Spirituality of Imperfection: Week 2
Falling in Love
Sunday, July 24, 2016
Some have called the principle of going down in order to go up a “spirituality of imperfection” or “the way of the wound.” It has been affirmed in Christianity by St. Francis of Assisi as the way of poverty, by St. Therese of Lisieux as her Little Way, and by Alcoholics Anonymous as the necessary first step of powerlessness. St. Paul taught this unwelcome message with his enigmatic statement, “It is when I am weak that I am strong” (2 Corinthians 12:10). Of course, in saying that, he was merely building on what he called the “folly” of the crucifixion of Jesus—a tragic and absurd dying that became resurrection itself.
The transition from the first half of life to the second half of life is itself a “falling upward.” Contrary to the idea of climbing a ladder of perfection, the way up is the way down. It is not by our own willpower or moral perfection that we ascend to higher levels of consciousness. This is completely counterintuitive! Moreover, we can’t engineer enlightenment by ourselves. It is done unto us.
You will not know for sure that this message is true until you are on the “up” side. You will never imagine it to be true until you have gone “down” and come out on the other side in larger form. You must be pressured “from on high,” by fate, circumstance, love, or God, because nothing in you wants to walk the path of descent. Falling upward is a “secret” of the soul, known not by thinking about it or proving it but only by risking it—at least once. Those who have allowed it know it is true, but only after the fact.
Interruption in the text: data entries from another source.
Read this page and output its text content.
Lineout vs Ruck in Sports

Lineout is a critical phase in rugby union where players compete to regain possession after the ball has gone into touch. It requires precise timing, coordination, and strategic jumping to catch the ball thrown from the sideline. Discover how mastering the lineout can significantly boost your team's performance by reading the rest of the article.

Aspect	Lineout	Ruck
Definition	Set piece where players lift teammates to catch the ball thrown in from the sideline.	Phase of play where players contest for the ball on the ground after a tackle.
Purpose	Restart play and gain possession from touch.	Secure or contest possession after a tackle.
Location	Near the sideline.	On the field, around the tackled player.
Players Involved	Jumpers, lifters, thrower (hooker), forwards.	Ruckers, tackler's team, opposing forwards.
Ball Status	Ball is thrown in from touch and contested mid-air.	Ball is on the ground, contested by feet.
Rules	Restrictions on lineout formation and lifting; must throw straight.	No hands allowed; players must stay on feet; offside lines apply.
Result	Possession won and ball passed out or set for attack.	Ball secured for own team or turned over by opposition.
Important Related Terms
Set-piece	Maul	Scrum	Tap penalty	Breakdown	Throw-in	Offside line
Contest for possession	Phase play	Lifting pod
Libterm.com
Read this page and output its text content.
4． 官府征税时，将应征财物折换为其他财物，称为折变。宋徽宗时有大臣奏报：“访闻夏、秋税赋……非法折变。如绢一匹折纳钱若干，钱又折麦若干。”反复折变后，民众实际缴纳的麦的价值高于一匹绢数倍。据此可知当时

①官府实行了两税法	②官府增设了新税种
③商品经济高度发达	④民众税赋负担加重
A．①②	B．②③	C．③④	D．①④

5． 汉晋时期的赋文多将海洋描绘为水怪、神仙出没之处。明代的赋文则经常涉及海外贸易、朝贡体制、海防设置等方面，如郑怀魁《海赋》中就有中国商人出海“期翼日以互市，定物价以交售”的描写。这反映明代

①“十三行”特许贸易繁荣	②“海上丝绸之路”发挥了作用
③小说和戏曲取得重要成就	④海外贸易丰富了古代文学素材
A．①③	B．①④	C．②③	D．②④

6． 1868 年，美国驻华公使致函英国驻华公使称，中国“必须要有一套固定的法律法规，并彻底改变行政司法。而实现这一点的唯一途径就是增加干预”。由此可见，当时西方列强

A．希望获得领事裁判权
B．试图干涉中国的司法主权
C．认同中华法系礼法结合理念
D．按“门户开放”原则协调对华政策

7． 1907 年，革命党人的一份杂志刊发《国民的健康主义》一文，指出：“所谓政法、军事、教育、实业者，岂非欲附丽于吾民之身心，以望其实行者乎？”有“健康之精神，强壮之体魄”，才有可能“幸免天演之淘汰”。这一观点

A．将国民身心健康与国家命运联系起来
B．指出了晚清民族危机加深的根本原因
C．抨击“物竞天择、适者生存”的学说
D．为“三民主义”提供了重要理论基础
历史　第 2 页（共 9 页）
This is probably why Jesus praised faith and trust even more than love. It takes a foundational trust to fall or to fail—and not to fall apart. Faith alone holds you while you stand waiting and hoping and trusting. Then, and only then, will deeper love happen. It’s no surprise at all that in English (and, I am told, in other languages as well) we speak of “falling” in love. I think falling is the only way to get to authentic love. None would go freely, if we knew ahead of time what love is going to ask of us. Very human faith lays the necessary foundation for the ongoing discovery of love. Have no doubt, though: great love is always a discovery, a revelation, a wonderful surprise, a falling into “something” much bigger and deeper that is literally beyond us and larger than us.
Gateway to Silence:
When I am weak I am strong.
Reference:
Adapted from Richard Rohr, Falling Upward: A Spirituality of the Two Halves of Life (Jossey-Bass: 2011), xxiv, xxvi-xxvii.